Esse sono e essa confusão que sinto, esse sonho e contusão que curo, esse abono e abandono que procuro... Prêmio e premeditação, abono e ônus, benefício e precipício, gratificação e gradativa ratificação da injustiça institucionalizada: suplício!, automartírio!, gain and pain – esse sonho e respectivo sono, enfim, e sua contraparte de pesadelo medonho: são duas faces de uma mesma moeda, de um mesmo zahir, dois lados, dois abismos, duas enseadas para um mar de álcool, duas baías, duas angras belicosas a receber navios de guerra de mundos espirituais de um apocalipse norte-americano, petrólatra e ditador da democracia, dois cristos, duas marias, dois lados escarpados de um penhasco sem fim para dentro do lado negro da política obtusa desse mundo em que vivo; esse prêmio ou sono ou adormecimento de um lado, e essa premeditação do terrível de outro, essa macabra ratificação da injustiça, esse ônus de Vênus, essa arte de Marte... juntos formam duas faces esfaceladas, duas muralhas escaladas com exércitos a resistir, barrancos das ruas de Ouro Preto, escudos das forças de um Império Português avassalador, dois lados de uma mesma moeda ou idéia fixa ou mania ou obsessão de espíritos ignotos que perderam guerras antigas, o mérito e o pagamento, a fome e o alimento, o microfone e o comprometimento, o comício político à beira do precipício, uma moeda a girar no vácuo da experiência bucal, seus lados ou superfícies são intermináveis como a planície, são penhascos para o abismo anal da carne incognoscível, da bunda intangível, do sexo genuflexo, são paredes do Apartheid, são muralhas da China, são a distância do ataque a Pearl Harbor, são faces de um mesmo crime e desejo, o amor e o medo.

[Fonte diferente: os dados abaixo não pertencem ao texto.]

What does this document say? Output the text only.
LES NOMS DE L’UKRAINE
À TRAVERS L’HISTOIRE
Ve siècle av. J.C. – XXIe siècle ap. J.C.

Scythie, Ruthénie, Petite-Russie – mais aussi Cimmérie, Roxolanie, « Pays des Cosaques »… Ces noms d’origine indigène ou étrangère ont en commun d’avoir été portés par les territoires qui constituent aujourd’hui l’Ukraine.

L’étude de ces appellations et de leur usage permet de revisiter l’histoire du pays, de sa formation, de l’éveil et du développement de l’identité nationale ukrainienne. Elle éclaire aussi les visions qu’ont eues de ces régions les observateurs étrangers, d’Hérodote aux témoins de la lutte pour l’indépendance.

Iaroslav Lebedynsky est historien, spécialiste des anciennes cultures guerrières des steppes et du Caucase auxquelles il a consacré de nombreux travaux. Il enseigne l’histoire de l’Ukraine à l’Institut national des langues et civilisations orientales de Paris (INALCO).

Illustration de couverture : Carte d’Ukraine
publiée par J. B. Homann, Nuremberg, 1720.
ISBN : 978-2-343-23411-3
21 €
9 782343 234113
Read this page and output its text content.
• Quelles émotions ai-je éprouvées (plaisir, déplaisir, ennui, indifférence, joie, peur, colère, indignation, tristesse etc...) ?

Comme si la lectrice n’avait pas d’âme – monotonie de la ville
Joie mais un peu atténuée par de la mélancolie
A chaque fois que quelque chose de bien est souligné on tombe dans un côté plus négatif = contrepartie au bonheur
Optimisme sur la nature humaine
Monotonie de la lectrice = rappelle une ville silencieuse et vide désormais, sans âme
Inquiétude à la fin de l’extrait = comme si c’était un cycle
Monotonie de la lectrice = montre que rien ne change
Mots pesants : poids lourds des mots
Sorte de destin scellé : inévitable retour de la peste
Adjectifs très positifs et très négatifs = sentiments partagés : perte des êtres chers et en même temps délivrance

Por que não te abraçaria? Ao ter a moeda na mão, vejo você toda branca, sangrando por dentro e com o olhar mais apagado do mundo – o olhar que as plantas têm quando mesmo verdes estão já a morrer – afogada na poeira mais árida, com um olhar sem música e um braço sem abraço, com um coração sem coragem e uma coragem sem aço – virgem das lutas mais importantes da História, virgem das vidas que poderia ter vivido através de encarnações fantásticas em tempos de extrema violência, revolta e epidemia – vejo você toda branca na cama desfalecida, com os cabelos espalhados num lençol infinito de cores cambiantes que depois de um certo gemido transfiguram-se no branco mais puro de tua morte. Por que não te abraçaria em teu leito de morte, eu que nunca pude abraçar-te em vida? Teus olhos grandes e maravilhosos, eroplégicos, gastados pela decepção, acabados, entregues à estagnação de uma lágrima volumosa a me espelhar com toda a dor que a imagem pode recuperar... Ah, por quê, meu senhor Jesus Cristo, por que meu corpo recua e minha personalidade se tranca no ergástulo da inexpressividade ? Como pode a dor da perda engolfar-me assim num tal solavanco tão terrível e empedernido? Justo eu que sempre desafiei a dor, que sempre fui acostumado com a importante tarefa de doer, que sempre fui impassível diante do trágico! Uma âncora prende minha garganta ao chão. Uma espada corta meu coração. Dois aviões no coração da América. Um Iraque e duas invasões. Dois Vietnãs. Uma Alemanha e duas populações. Duas Igrejas. Dois braços e um abraço. Dois cavalos e um só laço. Confederados e Unionistas. Muçulmanos e Judeus. Dois olhares e um adeus. Dois lados de uma mesma dor: a moeda cai de minha mão, é a liberdade de Deus – “por que eu não te abraçaria? Só que... eu não consigo. Eu não consigo”. – três pontos e uma reticência, três reticências e seus desencontros: a moeda cai, de minha mão Deus se desprende – para cair no vácuo do omnipossível.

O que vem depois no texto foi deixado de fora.